La résolution de problèmes, lorsqu’elle est abordée à travers le prisme de l’intelligence émotionnelle, s’ancre en effet dans une posture existentielle : celle de l’autonomie émotionnelle. Elle ne consiste pas à tout maîtriser, ni à se couper de l’émotion, mais à développer une capacité d’ajustement lucide au sein d’un système complexe. Une posture dans laquelle l’individu n’est ni totalement impuissant, ni totalement maître.
Le psychiatre et philosophe que nous venons de citer, Viktor Frankl, survivant des camps de concentration nazis a profondément influencé la pensée contemporaine sur le sens, la liberté intérieure et la résilience. Il insistait sur ce qu’il appelait « la dernière des libertés humaines » : même dans les conditions les plus extrêmes, l’être humain conserve la capacité de choisir sa réponse à ce qu’il traverse. Cette liberté — parfois minime, mais toujours réelle — fonde notre dignité et notre puissance d’agir.
Concrètement, cela implique la capacité à :
- Identifier les contraintes auto-imposées qui restreignent notre champ d’action,
- Nommer avec précision l’émotion dominante en jeu,
- Formuler des hypothèses de solution en cohérence avec nos ressources, nos limites et nos valeurs.
L’indépendance émotionnelle[14] devient alors un levier de lucidité décisionnelle : elle ne nie pas les contraintes, mais les transforme en données avec lesquelles composer. Elle permet d’éviter le déni comme l’épuisement, pour choisir un engagement juste.
Conclusion
Les travaux du comité de recherche sur la résolution de problèmes montrent combien cette compétence est multidimensionnelle. Elle engage :
- des processus de régulation (acceptation, réévaluation, flexibilité cognitive),
- des enjeux éthiques (ne pas s’acharner là où l’on n’a aucun levier),
- des dimensions relationnelles (négocier, co-construire, poser des limites),
- des facteurs structurels (environnement, culture, outils numériques).
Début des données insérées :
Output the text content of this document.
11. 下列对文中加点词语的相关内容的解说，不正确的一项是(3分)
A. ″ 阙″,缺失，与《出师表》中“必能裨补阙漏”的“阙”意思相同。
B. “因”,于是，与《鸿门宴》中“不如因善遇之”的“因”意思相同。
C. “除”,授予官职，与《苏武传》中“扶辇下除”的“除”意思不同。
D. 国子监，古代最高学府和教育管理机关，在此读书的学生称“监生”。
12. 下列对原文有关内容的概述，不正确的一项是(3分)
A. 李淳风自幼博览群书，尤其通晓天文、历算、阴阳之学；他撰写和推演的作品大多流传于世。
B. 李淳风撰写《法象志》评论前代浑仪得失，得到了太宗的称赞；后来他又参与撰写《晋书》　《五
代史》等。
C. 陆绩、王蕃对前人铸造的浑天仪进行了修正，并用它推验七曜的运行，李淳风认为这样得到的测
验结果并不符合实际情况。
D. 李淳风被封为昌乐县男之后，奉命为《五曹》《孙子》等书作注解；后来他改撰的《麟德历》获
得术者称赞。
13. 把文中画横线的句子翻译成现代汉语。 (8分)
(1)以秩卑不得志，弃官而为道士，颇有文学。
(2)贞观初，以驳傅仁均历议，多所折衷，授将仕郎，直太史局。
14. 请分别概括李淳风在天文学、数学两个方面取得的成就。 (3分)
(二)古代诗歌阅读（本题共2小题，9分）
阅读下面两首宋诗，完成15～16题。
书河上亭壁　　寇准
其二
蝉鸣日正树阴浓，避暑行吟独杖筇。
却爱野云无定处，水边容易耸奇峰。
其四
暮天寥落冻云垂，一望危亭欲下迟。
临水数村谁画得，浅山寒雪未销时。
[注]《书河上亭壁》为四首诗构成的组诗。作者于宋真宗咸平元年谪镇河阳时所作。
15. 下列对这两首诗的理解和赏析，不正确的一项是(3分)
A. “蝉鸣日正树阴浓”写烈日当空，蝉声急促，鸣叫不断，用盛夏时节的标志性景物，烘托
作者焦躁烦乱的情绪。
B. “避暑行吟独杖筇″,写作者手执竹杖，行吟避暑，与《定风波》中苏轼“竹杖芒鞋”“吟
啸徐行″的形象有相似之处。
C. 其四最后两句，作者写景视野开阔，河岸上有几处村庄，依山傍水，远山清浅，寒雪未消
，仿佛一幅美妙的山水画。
Résoudre, c’est construire le problème avec son environnement. C’est accepter qu’il n’y ait pas toujours une solution unique, ni une trajectoire linéaire. Parfois, la résolution consiste à reformuler le cadre, à transformer le problème en opportunité d’apprentissage — ou à lâcher prise lucidement.
À l’heure où l’intelligence artificielle, la complexité croissante des organisations et la diversité cognitive redéfinissent nos manières d’agir, cette compétence mérite d’être réhabilitée. Elle ne se limite pas à l’efficacité : elle intègre l’humain, l’adaptation et la réflexivité.
Renforcer la résolution de problèmes, c’est :
- Cultiver la tolérance à l’incertitude,
- Développer une lecture fine des contraintes,
- Accompagner la métacognition émotionnelle,
- Encourager une décision éthique, informée et incarnée.
En somme : penser dans la complexité, avec l’émotion, pour l’action.
[1] La résolution de problèmes est une des 15 compétences de l’intelligence émotionnelle, selon le modèle du Dr Reuven Bar-On. Elle se trouve dans la dimension prise de décision
[2] Gross, J.J. (1998). The emerging field of emotion regulation: An integrative review. Review of General Psychology, 2(3), 271–299.
[3] Kahneman, D. (2011). Thinking, Fast and Slow. New York: Farrar, Straus and Giroux.
[4] Le sens de la réalité est une des 15 compétences de l’intelligence émotionnelle, selon le modèle du Dr Reuven Bar-On.
[5] Should Airplanes Be Flying Themselves? | Vanity Fair
[6] Fradin, J. (2006). L’intelligence du stress. Eyrolles.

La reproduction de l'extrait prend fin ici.